Les gérants chinois plafonner les salaires pour réduire les inégalités
Alors que les inégalités de revenus se creusent en Chine, des gérants d'actifs de premier plan prennent des mesures inédites pour y remédier. China Merchants Fund Management et Bosera Asset Management ont ainsi décidé de plafonner les salaires annuels de leurs employés, s'alignant sur la politique de "prospérité commune" promue par Pékin pour réduire les écarts de richesse.
Des plafonds salariaux drastiques dans la finance chinoise
Selon des sources proches du dossier, China Merchants FM a informé ses équipes que leur rémunération annuelle serait désormais limitée à 3 millions de yuans (environ 380 000 euros). Les employés devront même rembourser les sommes perçues au-delà de ce plafond en 2022, ce qui concernerait une soixantaine de personnes.
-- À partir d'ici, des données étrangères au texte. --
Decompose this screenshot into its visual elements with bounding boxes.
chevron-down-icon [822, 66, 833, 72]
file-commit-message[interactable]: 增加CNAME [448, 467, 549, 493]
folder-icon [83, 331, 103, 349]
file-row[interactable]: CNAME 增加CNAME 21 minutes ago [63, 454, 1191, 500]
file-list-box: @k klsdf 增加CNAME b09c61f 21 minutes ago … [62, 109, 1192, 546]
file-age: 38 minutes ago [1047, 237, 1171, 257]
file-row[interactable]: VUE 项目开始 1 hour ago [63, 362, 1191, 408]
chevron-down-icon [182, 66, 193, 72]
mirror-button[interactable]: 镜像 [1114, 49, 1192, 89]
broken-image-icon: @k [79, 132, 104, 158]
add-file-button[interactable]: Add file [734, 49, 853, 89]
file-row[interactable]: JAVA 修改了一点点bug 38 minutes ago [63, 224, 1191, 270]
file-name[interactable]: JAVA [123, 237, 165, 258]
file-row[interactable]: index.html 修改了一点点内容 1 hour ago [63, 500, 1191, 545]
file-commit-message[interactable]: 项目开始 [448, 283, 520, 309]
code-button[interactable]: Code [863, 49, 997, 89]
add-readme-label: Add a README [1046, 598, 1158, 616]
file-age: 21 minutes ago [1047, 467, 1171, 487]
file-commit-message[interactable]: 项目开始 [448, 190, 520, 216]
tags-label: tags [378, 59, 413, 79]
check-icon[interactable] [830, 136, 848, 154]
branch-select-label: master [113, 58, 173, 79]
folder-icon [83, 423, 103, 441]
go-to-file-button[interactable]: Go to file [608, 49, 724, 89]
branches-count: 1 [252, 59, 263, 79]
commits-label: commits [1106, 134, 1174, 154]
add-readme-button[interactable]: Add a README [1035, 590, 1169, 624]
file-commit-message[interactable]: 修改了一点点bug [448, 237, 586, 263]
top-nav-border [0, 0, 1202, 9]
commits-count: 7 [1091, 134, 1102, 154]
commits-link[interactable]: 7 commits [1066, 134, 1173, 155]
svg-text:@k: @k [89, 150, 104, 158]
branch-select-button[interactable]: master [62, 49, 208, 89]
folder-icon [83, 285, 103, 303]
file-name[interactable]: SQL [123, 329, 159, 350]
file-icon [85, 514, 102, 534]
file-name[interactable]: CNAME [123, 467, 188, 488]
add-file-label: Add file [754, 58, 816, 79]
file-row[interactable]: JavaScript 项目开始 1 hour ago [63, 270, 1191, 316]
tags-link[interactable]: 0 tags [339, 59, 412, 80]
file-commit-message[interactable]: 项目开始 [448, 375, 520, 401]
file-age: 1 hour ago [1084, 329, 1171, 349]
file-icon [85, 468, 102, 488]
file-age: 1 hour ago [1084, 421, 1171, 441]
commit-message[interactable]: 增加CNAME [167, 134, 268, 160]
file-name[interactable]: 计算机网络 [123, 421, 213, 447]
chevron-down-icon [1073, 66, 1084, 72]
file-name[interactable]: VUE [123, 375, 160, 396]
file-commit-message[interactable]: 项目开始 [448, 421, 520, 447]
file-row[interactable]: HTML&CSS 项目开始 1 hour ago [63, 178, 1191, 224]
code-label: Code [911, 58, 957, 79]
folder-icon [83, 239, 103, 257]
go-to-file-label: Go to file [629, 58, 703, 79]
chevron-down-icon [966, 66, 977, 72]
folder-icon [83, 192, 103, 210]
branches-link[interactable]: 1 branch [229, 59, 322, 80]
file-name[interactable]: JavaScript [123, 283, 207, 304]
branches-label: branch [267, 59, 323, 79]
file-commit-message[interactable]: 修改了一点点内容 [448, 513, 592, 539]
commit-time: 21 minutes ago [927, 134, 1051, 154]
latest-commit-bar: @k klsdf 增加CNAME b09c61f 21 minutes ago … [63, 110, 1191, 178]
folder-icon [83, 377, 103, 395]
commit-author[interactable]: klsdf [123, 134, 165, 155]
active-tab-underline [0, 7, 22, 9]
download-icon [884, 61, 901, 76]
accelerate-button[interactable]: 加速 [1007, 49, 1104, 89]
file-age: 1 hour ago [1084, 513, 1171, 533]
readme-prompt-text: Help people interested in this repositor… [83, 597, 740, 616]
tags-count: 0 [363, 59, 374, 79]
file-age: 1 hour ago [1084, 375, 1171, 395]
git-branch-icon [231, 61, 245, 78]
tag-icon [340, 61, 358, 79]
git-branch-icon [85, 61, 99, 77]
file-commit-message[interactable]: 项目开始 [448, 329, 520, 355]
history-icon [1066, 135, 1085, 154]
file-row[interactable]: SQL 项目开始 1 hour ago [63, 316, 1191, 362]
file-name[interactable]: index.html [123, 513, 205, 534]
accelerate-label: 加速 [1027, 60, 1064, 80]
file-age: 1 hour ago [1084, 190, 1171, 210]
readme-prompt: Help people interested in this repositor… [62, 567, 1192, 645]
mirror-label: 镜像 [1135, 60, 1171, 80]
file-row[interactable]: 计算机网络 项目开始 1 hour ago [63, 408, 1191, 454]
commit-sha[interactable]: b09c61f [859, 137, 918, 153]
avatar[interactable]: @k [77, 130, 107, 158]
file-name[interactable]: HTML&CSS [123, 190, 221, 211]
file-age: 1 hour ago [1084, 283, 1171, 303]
De son côté, Bosera AM a fixé la barre à 2,9 millions de yuans.
Ces décisions sans précédent illustrent la volonté du gouvernement chinois de mieux réguler la répartition des richesses, alors que la croissance du pays ralentit. Les autorités accusent notamment le secteur financier de demeurer très rentable malgré des performances d'investissement mitigées.
Un enjeu crucial pour la stabilité sociale
En limitant ainsi les rémunérations dans la finance, Pékin entend promouvoir une société plus égalitaire et harmonieuse. Cette politique de "prospérité commune" vise à ce que les fruits de la croissance bénéficient au plus grand nombre, et non à une élite restreinte.
"La répartition des revenus et les manières d'accumuler des richesses demeureront bien régulées, et les revenus excessifs seront correctement ajustés."
Comité central du Parti communiste chinois
D'autres institutions financières ont déjà pris des initiatives similaires, ciblant notamment les banquiers d'affaires aux revenus très élevés. L'objectif est de mettre un terme aux rémunérations jugées indécentes dans un contexte de ralentissement économique.
Les défis de l'attractivité et de la performance
Si ces mesures reflètent la volonté politique chinoise, elles pourraient néanmoins soulever certaines difficultés pour les entreprises concernées. Plafonner les salaires risque en effet de compliquer le recrutement et la rétention des meilleurs talents, tout en décourageant la surperformance.
Interrogé par Reuters, un responsable commercial d'un gérant d'actifs s'inquiète :
"Désormais, plus personne ne voudra faire l'effort de vendre des produits. Nous pouvons rester à ne rien faire juste pour garder notre emploi, parce que nous craignons trop de devoir rendre l'argent qui nous sera versé."
Si un ajustement des rémunérations semble nécessaire face à l'érosion des marges, demander le remboursement des salaires antérieurs apparaît plus problématique, allant à l'encontre de l'esprit des contrats.
Vers une finance plus responsable et inclusive ?
Malgré les défis soulevés, la limitation des écarts de revenus dans la finance pourrait favoriser l'émergence d'un système plus équitable et durable. En réduisant les inégalités et en promouvant une prospérité partagée, la Chine ouvre la voie à un nouveau modèle de croissance.
Cette politique volontariste rappelle que la finance n'est pas une fin en soi, mais un outil au service de l'économie réelle et du bien commun. En encadrant mieux les rémunérations excessives, Pékin entend rééquilibrer le partage de la valeur et construire une société plus juste.
Il reste à voir si cette approche pourra être pérennisée sans nuire à l'attractivité du secteur financier et à sa capacité d'innovation. Une chose est sûre : en s'attaquant frontalement aux inégalités, la Chine bouscule les codes et trace une voie originale, à rebours de l'ultralibéralisme dominant. Une expérience à suivre de près.